Five days after the military parade in Baku and its poetic political messages, Azerbaijan and Turkey announced that they had signed an agreement to build an 85-km gasline to supply Azeri gas from Igdir in northeastern Turkey to the Nakhchivan exclave. This autonomous republic of Azerbaijan, which lies landlocked between Armenia, Iran and Turkey, currently receives its gas from Iran. In return, Iran receives Azeri gas, lifting 15% of it under the swap agreement. The volume in question is low: some 300 MMcm/annum, for Nakhchivan’s population of some 500,000 inhabitants. This, however, makes Azerbaijan dependent on Iran, and Baku and Ankara now want to put an end to this reliance. Do they think their Iranian neighbor will give them any trouble? This is probably the question being asked in Tehran.

The Iranian Azeris (of Farsi extraction) are ethnically different to Azeris in the Republic of Azerbaijan (who are of Turkish origin). However, both populations speak Turkic languages and are Shia muslims. The confusion generated by their shared name has sometimes been exploited for regional political goals: by Tsarist Russia, for example, but also by the Soviet Union, which installed an ephemeral People’s Government in Iranian Azerbaijan in 1945-46, under Stalin. The first non-communist President of the Republic of Azerbaijan, Abulfaz Elchibey (1992-1993), openly called for Iran’s Azeri provinces to be integrated into his country. This attitude earned him Iran’s enmity. Tehran’s relations with Baku only gradually normalized under Elchibey’s successor, Haydar Aliyev (1993-2003), the father of the current President of Azerbaijan.

However, the question of reunifying the two Azerbaijans is still latent and is often raised during Azeri World Congresses, which are held periodically in Baku. While Tehran remained alert, it probably had no idea that Erdogan would dare to champion this cause in Baku. The Turkish President’s extremely interventionist foreign policy, which stretches from Libya to Iraq and Syria, is a source of concern for many throughout the world. During the recent war, he also established a military foothold in Azerbaijan, on Iran’s northern frontier.

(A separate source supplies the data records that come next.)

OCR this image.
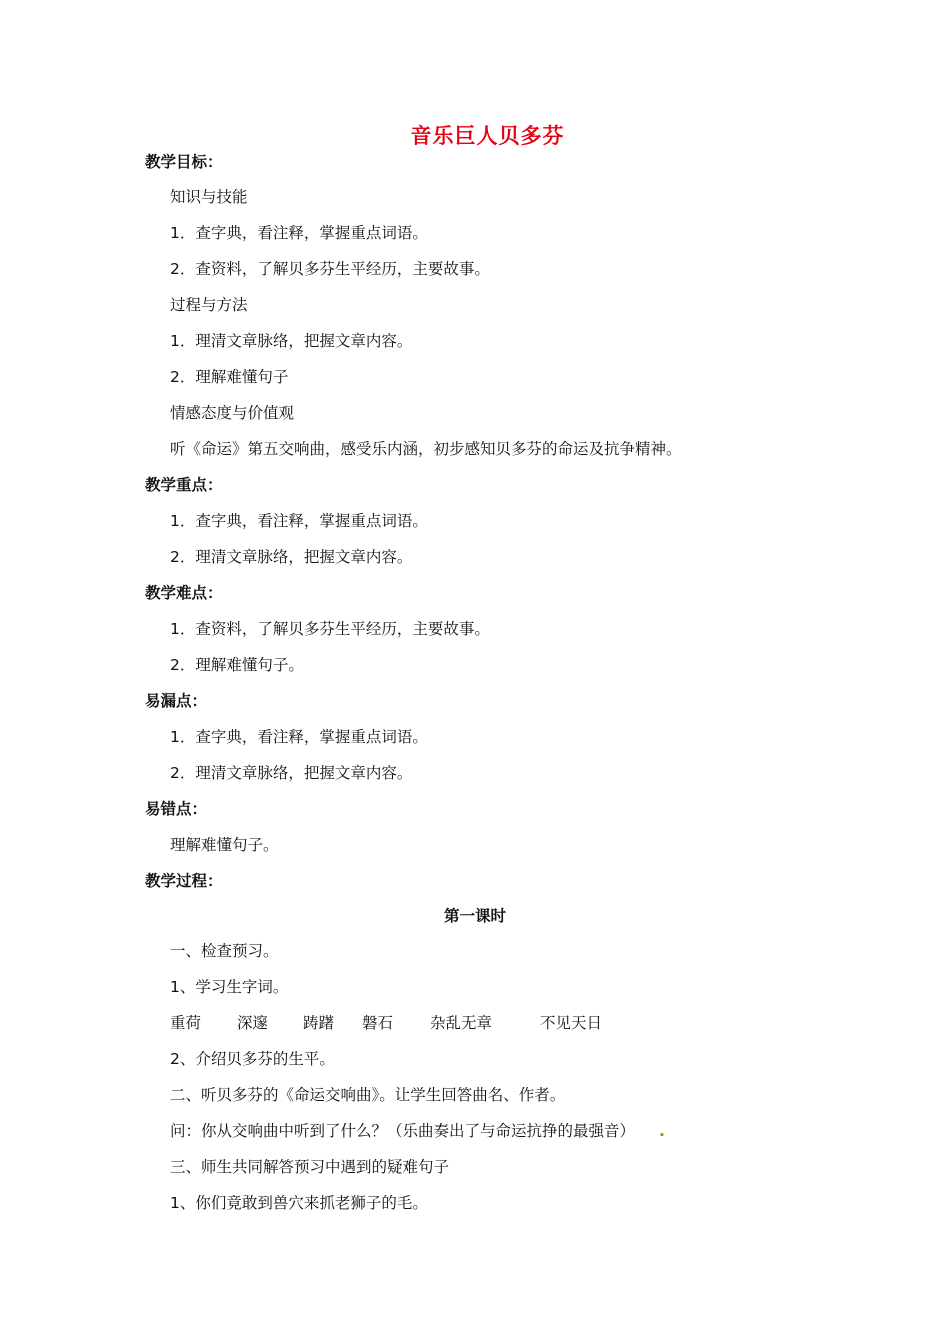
音乐巨人贝多芬
教学目标：
知识与技能
1．查字典，看注释，掌握重点词语。
2．查资料，了解贝多芬生平经历，主要故事。
过程与方法
1．理清文章脉络，把握文章内容。
2．理解难懂句子
情感态度与价值观
听《命运》第五交响曲，感受乐内涵，初步感知贝多芬的命运及抗争精神。
教学重点：
1．查字典，看注释，掌握重点词语。
2．理清文章脉络，把握文章内容。
教学难点：
1．查资料，了解贝多芬生平经历，主要故事。
2．理解难懂句子。
易漏点：
1．查字典，看注释，掌握重点词语。
2．理清文章脉络，把握文章内容。
易错点：
理解难懂句子。
教学过程：
第一课时
一、检查预习。
1、学习生字词。
重荷 深邃 踌躇 磐石 杂乱无章	不见天日
2、介绍贝多芬的生平。
二、听贝多芬的《命运交响曲》。让学生回答曲名、作者。
问：你从交响曲中听到了什么？（乐曲奏出了与命运抗挣的最强音） .
三、师生共同解答预习中遇到的疑难句子
1、你们竟敢到兽穴来抓老狮子的毛。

“One nation, two states” is a slogan that has been in vogue in Turkey and Azerbaijan for some years, and is now giving the Iranians cause for concern. The two countries dream of establishing a continuous territorial link with each other through southern Armenia. The latter’s southern province, Zangezur, has been the only obstacle to such a link since 1934, when Iran ceded a tongue of land to Ankara, connecting Turkey to Nakhchivan, and which is proving so useful today. However, Ilham Aliyev openly claimed Zangezur (along with much of the rest of Armenia) in his December 10 speech in Baku. To say the least, this is most decidedly not the outcome of the Karabakh war for which Tehran congratulated its northern neighbor.